Sony X800G audio cutting

by UnicornType

I apologize in advance for the long posts and many questions, but I am not sure where to begin troubleshooting.

I recently purchased a Sony X800G Android TV and it's great! However, there are are few issues that are just bugging the heck out of me and I cannot figure them out (my wife is holding a knife at my throat as our $1k TV now has silly issues that our small/cheap TV did not :) ).

My TV is using ARC with this Monoprice HDMI cable back to this Yamaha RX-V377 receiver.

  1. Apps that play audio in Dolby Digital Plus don't output any audio to my receiver. Changing the Audio in the settings to standard Dolby Digital solves this problem, but it seems like I either have to change it per app or that it's occasionally changing back to DDP. Either is a slight pain, but isn't terrible. How can I get DDP working OR is there a "global" setting for the TV audio to never use DDP?

  2. The audio "clips" occasionally while watching (on anything we've cast at least, doesn't seem to happen with the Switch that is directly plugged in to the receiver with only video going to the TV). We get varying lengths of happiness and then get a quick cut out of the audio. It's super short and almost immediately comes back in, but is frequent enough to be annoying. Any ideas how to get rid of the audio clipping?

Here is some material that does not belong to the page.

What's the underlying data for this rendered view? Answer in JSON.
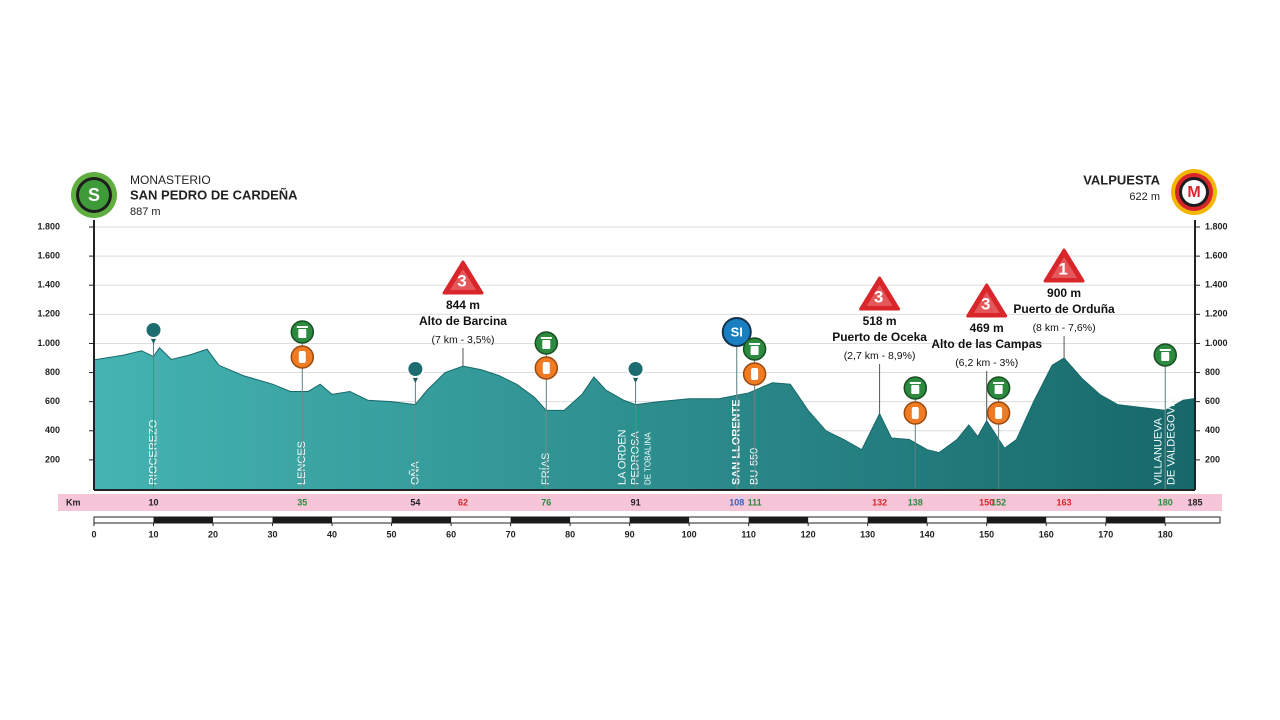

  3. When I power off the TV it causes my receiver to mute. This seems to cause issues if I power off while I had been casting, but then power on the Switch. The CEC handoff (or whatever it is) to the new input doesn't unmute the receiver. So I have to manually unmute the receiver about every time I change inputs (if it was all powered off in between inputs being used). Is there a way to disable the TV muting the receiver on poweroff?

Thanks in advance!

ifixpedals

I can't speak directly to all these issues, but I had a similar ARC audio drop out issue on the same Sony X800g into an older Onkyo receiver. Turns out the cable was the problem, not the TV. I swapped out the HDMI with a $10 cable from Walmart and it works flawlessly now. The good news is these HDMI cables with faulty ARC pins seem totally fine for connecting other components that don't use ARC, so don't throw them out. They are still useful.

x43x61x69

Consider using fiber HDMI cable if you are running long cables. I got lots of strange and unstable problems when using long copper cables, end up switching to fiber and everything works since then. They are expensive for sure but worth it if you can afford the price. There are ARC-capable HDMI fiber cable as well.